According to the police interview, Sauskojus said she later decided to report the assault in order to come to terms with what happened to her.

The second woman reported her assault two days after Sauskojus, and said it actually happened in March or April of 2015. She told police she reported it because she'd learned of the other, similar incident.

In her case, the woman said there was no penetration, but she awoke to find Hennen lying on top of her, with his tongue in her mouth, and her pants pulled down.

Sauskojus said even though her case didn't end as she'd hoped, she knew she had to report what happened to her.

"If me coming forward, no matter what the social or legal outcome was, could prevent someone else from falling victim to him, I felt I could find some peace," Sauskojus said.

Difficult opinion

When speaking about the Hennen case, Van de Streek referenced a North Dakota Supreme Court decision from 2007, in which the high court threw out a rape conviction against a Fargo man.
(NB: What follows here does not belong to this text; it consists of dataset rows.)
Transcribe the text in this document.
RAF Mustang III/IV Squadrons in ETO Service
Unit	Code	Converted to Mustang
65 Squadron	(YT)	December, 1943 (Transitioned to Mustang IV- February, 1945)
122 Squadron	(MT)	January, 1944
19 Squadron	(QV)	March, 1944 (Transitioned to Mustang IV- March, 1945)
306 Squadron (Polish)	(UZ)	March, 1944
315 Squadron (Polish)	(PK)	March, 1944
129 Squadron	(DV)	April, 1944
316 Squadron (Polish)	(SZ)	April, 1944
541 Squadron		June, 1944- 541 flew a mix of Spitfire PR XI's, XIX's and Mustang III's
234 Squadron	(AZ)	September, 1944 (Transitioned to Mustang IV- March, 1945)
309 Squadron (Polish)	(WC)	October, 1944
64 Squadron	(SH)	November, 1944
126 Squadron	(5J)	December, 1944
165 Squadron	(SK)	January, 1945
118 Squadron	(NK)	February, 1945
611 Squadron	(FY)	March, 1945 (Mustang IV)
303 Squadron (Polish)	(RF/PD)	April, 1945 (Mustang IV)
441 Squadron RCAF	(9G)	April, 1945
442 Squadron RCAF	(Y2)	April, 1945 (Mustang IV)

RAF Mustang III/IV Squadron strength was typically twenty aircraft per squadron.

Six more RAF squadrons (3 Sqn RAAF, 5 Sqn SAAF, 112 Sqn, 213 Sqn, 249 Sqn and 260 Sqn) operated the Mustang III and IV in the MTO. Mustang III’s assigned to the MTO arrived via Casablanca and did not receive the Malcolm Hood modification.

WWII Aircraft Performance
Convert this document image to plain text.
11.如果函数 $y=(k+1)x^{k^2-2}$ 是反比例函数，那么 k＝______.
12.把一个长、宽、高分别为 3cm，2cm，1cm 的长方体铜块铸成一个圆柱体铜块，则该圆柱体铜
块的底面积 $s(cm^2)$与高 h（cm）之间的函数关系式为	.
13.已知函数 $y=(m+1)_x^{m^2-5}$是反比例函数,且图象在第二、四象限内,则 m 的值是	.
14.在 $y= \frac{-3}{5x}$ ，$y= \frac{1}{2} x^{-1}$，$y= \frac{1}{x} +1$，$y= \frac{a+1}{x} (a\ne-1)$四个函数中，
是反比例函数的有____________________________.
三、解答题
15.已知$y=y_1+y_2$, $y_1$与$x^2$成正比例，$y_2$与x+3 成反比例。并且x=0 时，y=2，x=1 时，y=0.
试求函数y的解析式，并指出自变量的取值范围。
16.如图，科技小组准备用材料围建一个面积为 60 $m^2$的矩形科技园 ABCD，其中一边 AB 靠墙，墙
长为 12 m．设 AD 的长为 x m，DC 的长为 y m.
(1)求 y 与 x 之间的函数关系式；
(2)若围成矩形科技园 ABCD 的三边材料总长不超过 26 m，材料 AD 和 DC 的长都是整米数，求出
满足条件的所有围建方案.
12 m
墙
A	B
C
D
In that case, the court ruled 3-2 that there wasn't enough evidence to find that Alexander Vantreece forced a woman he was staying with in Fargo to submit to a sexual act.

According to court records, the 26-year-old victim, a vulnerable adult, was staying in a home where Vantreece also was staying in 2005. She told police she pretended to be asleep when Vantreece came into the room, tore a hole in the crotch of her pajama pants and raped her.

A jury convicted Vantreece, but he appealed, saying prosecutors hadn't proven, as the charge required, that he'd used force.

In reversing the conviction, Chief Justice Gerald VandeWalle said: "It was not sufficient to prove Vantreece committed this crime with evidence that the complainant acquiesced in a sexual act with him because she 'learned from the past' to acquiesce in sexual advances without protest or resistance of any kind."

The two dissenting justices were the women on the court, Justices Carol Ronning Kapsner and Mary Muehlen Maring. In her dissent, Kapsner was critical of VandeWalle's choice of words:

"I find it disturbing to even use the word 'acquiesce' to describe the woman's attitude to the sexual encounter. It suggests a woman pretending to be sleeping must do more in order not to be victimized."

Van de Streek said the Vantreece case shows the challenges of prosecuting these crimes.

"That illustrates how difficult it is to prove these cases, not only in court but on appeal," Van de Streek said.

Seeking solution

Unlike North Dakota, the state of Minnesota has no simple misdemeanor sex charges on the books. It has four different degrees of felony level criminal sexual conduct. Pam Harris, chief assistant in the Clay County criminal division, said if a charge ends up being pleaded down, it will often be to a lesser felony.

Minnesota's least serious sex charge is a gross misdemeanor-- a step up from a regular misdemeanor. Harris said that gross misdemeanor charge is the only one that doesn't require sex offender registration upon a conviction.

"We have a pretty comprehensive statute," Harris said. "We don't have a lot of gaps."

Burdick has said the outcomes of several sex assault cases present an opportunity for lawmakers to consider changes in state laws.

In November, prior to the upcoming legislative session, members of the North Dakota State's Attorneys' Association will float a dozen or so suggested law changes, and narrow the list to three or four priorities and begin looking for bill sponsors. It's not known whether this matter will be among them.

Aaron Birst, executive director of the NDSAA, agrees there is a significant drop off from felony sex charges to the class B misdemeanor charge, but that previous attempts at change haven't worked.

"We've kicked that around for decades but never really come up with a great solution," Birst said.

Sauskojus is hoping a solution is found this time around, when the Legislature convenes in Bismarck starting in January.

"Sexual assault cases are swept to the side and that is the incredibly sad reality of our judicial system," she said.